I’m working on a 10 year old batch of downloaded websites that have been living on a local server. They consist of directories made up of .htm or .html files, images, and other web data that existed at that time, so I was interested to try warcit to see if I could package them into a warc.gz file for replay and use, since this seemed to fit one of the use cases for warcit. I’m running Mac OS 10.15.7, and using the latest version of Chrome if it helps.
After getting warcit up and running, I got successful messages for compiling the web files that live in a test local directory I created into warc.gz files (e.g. “Wrote 12 resources to blogtest.warc.gz”).
I’m guessing some of this is user error, and these files are fairly old, but when I attempted to load the warc.gz into replay web.page (browser online version), the URLs seemed to index correctly, and the mime types and dates looked accurate, yet when I tried to click on them to view, I got the following error for every URL:
“The webpage at https://replayweb.page/w/id-dcbbecbfcedd/20120620152050mp_//Users/lw2cd/Desktop/Working/Blog_Examples/ameliaAbreuim-blowing-up-serious-ladies-with-uva-folks-its.htm might be temporarily down or it may have moved permanently to a new web address.”

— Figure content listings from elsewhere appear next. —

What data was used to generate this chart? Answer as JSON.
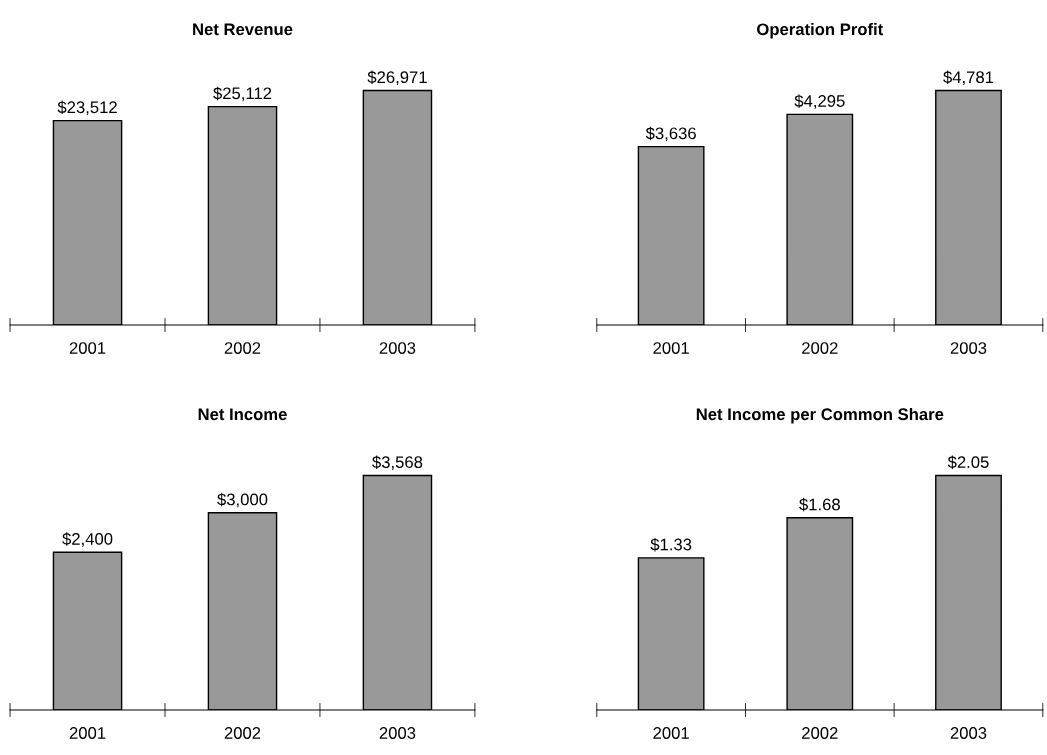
{
  "chart_data": [
    {
      "type": "bar",
      "title": "Net Revenue",
      "categories": [
        "2001",
        "2002",
        "2003"
      ],
      "values": [
        23512,
        25112,
        26971
      ],
      "value_labels": [
        "$23,512",
        "$25,112",
        "$26,971"
      ],
      "color": "#999999"
    },
    {
      "type": "bar",
      "title": "Operation Profit",
      "categories": [
        "2001",
        "2002",
        "2003"
      ],
      "values": [
        3636,
        4295,
        4781
      ],
      "value_labels": [
        "$3,636",
        "$4,295",
        "$4,781"
      ],
      "color": "#999999"
    },
    {
      "type": "bar",
      "title": "Net Income",
      "categories": [
        "2001",
        "2002",
        "2003"
      ],
      "values": [
        2400,
        3000,
        3568
      ],
      "value_labels": [
        "$2,400",
        "$3,000",
        "$3,568"
      ],
      "color": "#999999"
    },
    {
      "type": "bar",
      "title": "Net Income per Common Share",
      "categories": [
        "2001",
        "2002",
        "2003"
      ],
      "values": [
        1.33,
        1.68,
        2.05
      ],
      "value_labels": [
        "$1.33",
        "$1.68",
        "$2.05"
      ],
      "color": "#999999"
    }
  ]
}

I also attempted to load the same warc.gz package into WR player, just to see if it would load, but none of the pages even indexed there (probably not a big surprise).
My questions are:
- Is this user error? Am I attempting to use warcit or replay web.page in a way that it wasn’t intended (web files that have been downloaded and have been sitting offline for years, repackaged into a warc.gz to be read by replay?)
- If it’s not user error, what might be missing in the info exchange between the warcit warc.gz package, and replay web.page? Where is the likely source of error? Warcit or replay web.page?
Thanks so much for taking a look, and am happy to supply more details if needed.